EDEBİYAT 

İNCİLTİLMİŞ YAŞAMLAR (2)

Doktor Mümtaz’ın arabası iş hanının otoparkından çıkıp caddenin köşesinden doğuya doğru direksiyon kırdı. Köşede iş hanının görevlisi Rüstem aracı görünce Mümtaz’a selam verdi. Camlardaki koyu renkli filmden dolayı aracın sürücüsü net görünmüyordu. Sürücü kornaya hafifçe dokunarak selamı aldı.

Bu karşılaşmadan yarım saat önce kadın doğum uzmanı Mümtaz, sekreterini göndermiş, muayenehanesinde telefon görüşmesi yapıyordu. Telefonun öbür ucundaki devlet hastanesi acil servis doktorlarından Nurten’di.

– Bizimkine ilk müdahaleyi sen yapmıştın. Taburcu edilmeden kaçıp sığınma evine başvurmuş. Haberin olmadı mı? Neden engel olmadın? İtibarım beş paralık olacak.

– Mümtaz, bu sefer fena yapmışsın, kadın dağılmıştı resmen, zor toparladık. Hastane polisine bir şeyler söyler diye çekindim; ama Allah var, hiçbir şey demedi. “Başım döndü, merdivenlerden yuvarlandım” dedi. Yoğun bakımdan servise çıkarmıştık. Acilde hasta azalınca kahve molası vermiştim. O arada kaşla göz arasında hastaneyi terk etmiş. Sen de iyice insafsızmışsın. Kadının durumunu görünce valla korktum, ne yalan söyleyeyim.

– Nurten, canım benim. Bir tanem. Çok özledim seni. İnan ki tahammül edemiyorum bu kadına artık. Yaptığı, söylediği her şey batıyor. Bu evliliği bitireceğim. Ondan sonra senle başka bir şehre gideriz, hayatımıza yepyeni bir sayfa açarız. Bu kadını hatırlatan her şeyden uzaklaşmak istiyorum. Senle yepyeni bir dünya kurmak istiyorum.

– Mümtaz, kafam çok karışık. Levent’le yaşadıklarımızı iki yıldır silmeye çalışıyordum.
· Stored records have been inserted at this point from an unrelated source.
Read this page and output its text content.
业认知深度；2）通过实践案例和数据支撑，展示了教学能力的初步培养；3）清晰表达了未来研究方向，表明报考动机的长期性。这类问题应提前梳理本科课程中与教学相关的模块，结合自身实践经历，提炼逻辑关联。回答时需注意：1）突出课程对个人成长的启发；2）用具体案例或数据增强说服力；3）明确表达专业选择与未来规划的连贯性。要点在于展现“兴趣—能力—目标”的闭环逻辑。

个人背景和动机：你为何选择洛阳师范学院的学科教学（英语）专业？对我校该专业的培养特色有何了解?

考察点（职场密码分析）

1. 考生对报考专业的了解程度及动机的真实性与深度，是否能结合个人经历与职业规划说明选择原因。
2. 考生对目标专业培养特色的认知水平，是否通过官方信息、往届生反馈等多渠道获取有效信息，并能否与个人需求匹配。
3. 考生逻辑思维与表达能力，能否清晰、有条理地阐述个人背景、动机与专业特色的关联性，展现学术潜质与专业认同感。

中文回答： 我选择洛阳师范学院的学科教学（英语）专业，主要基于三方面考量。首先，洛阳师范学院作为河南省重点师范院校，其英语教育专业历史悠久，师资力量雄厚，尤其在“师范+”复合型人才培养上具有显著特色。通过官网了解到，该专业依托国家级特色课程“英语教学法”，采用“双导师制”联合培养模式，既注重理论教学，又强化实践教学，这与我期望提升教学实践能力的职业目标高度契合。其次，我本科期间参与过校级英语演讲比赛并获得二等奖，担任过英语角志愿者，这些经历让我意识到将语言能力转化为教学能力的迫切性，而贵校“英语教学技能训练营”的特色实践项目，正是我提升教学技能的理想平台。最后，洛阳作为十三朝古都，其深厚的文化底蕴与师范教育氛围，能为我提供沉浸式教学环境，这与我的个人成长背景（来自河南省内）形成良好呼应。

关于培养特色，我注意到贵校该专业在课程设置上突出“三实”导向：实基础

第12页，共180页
Tam kafamda onunla ilgili her şeyi bitirmiş, seninle yeni bir başlangıç yapma konusunda ikna olmuştum ki bu olaylar oldu. Kafamı allak bullak ettin. Lütfen bana biraz zaman tanı. Evet, sana olan duygularımı inkâr edecek değilim. Ben de seni seviyorum; ama ikinci bir evliliğe hazır olduğumu sanmıyorum. Bütün bunlardan sonra düzenimi bozup yeni bir başlangıç yapmak için erken. Hatta bir süre görüşmeyerek kendimize zaman tanıyalım. Semiha kendine gelsin, aranızdaki ilişkinin resmi boyutları netleşsin. Ben de kafamdaki soruların yanıtını bulayım istiyorum. Belki bunlardan sonra…

– Ben sensiz yapamam, Nurten. Seni görmeden yapamam. Senden uzak durmamı isteme benden. Şimdi muayenehaneden çıkacağım. Yarım saate oradayım, yüz yüze konuşalım.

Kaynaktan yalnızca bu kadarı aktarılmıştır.